Mit Sébastien am Steuer des TS050 HYBRID Nummer acht, dessen Handicap rund eine Sekunde pro Runde gegenüber dem eigentlichen Potenzial des Fahrzeugs kostete, hatte vom Start weg Mühe den Ginetta #5 abzuwehren, konnte sich in der Folge aber etwas Luft verschaffen. Kamui hatte im Auto #7 mit dem höchsten Handicap des Feldes zu kämpfen, büßte im Schnitt rund 1,4 Sekunden pro Runde ein und musste sich darauf beschränken, Platz zwei hinter dem Schwesterauto sicher zu stellen.

Kamui war in den ersten Kurven hinter den Rebellion #1 zurück gefallen, aber nach einer Safety-Car-Phase aufgrund eines Unfalls unter GT-Fahrzeugen, konnte er jeweils beim beschleunigen auf die Zielgerade überholen, verlor die Position jedoch gleich wieder am Ende der langen Geraden – und das viermal in Folge. Bis zu 40 km/h Geschwindigkeitsüberschuss hatte der Rebellion dank der Kraftstoff- und Hybrid-Boost-Einschränkungen des Erfolgs-Handicap-Systems.

Doch nachdem sich die beiden TS050 HYBRID mit einer Doppelführung an der Spitze etabliert hatten, konnten sie ihren Vorsprung stetig ausbauen, unterstützt durch die schnellste Boxenarbeit des gesamten Teilnehmerfeldes, wobei die #7 – bedingt durch die unterschiedlichen Erfolgshandicaps – mit einer um vier Zehntelsekunde pro Runde langsameren Pace nicht in der Lage war, um die Führung zu kämpfen.

Nach zwei Stunden Renndauer, spät in den jeweils ersten Stints von Mike und Brendon, setzte leichter Nieselregen ein. Es dauerte jedoch eine Stunde, bis der Streckenbelag zu rutschig für Slickreifen wurde, so dass beide Autos auf Hybrid-Intermediateds wechseln mussten, wobei José und Kazuki die Cockpits ihrer jeweiligen TS050 HYBRID übernahmen.

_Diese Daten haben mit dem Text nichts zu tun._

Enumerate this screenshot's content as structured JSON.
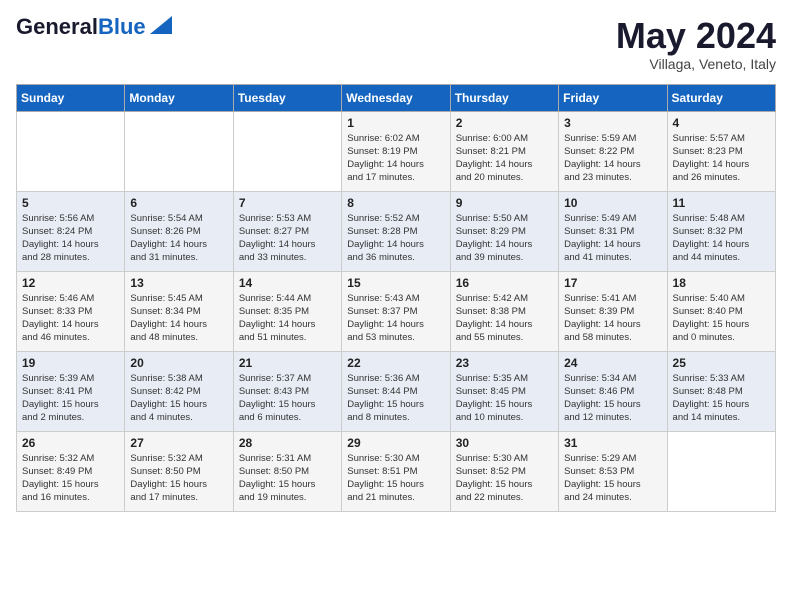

Als die Streckenbedingungen den Wechsel zurück auf Slick-Reifen erlaubten, hatte Fahrzeug #8 bereits eine Führung von rund einer Minute auf das Schwesterauto herausgefahren. Doch dann musste Kazuki eine Durchfahrtsstrafe wegen Überschreitung des Tempolimits in der Boxengasse ableisten, der Vorsprung schmolz dadurch auf unter 30 Sekunden – mit zwei Stunden verbleibender Renndauer.

Sébastien kletterte für die letzten 90 Minuten Fahrzeit noch einmal in das Cockpit der #8, Kamui in jenes der #7. Und der Lokalheld attackierte so gut es ging, doch der Rückstand blieb bestehen, Sébastien sah die Zielflagge beim letzten Rennen des TS050 HYBRID in Japan am Ende 33,955 Sekunden vor Kamui. Der Rebellion #1 kam – mit zwei Runden Rückstand – auf Platz drei ins Ziel.

Sébastien feierte seinen 16. WM-Laufsieg, ein neuer Rekord in der WEC, Kazuki feierte sein vierten Heimsieg, und Brendon seinen ersten als TOYOTA GAZOO Racing-Werksfahrer.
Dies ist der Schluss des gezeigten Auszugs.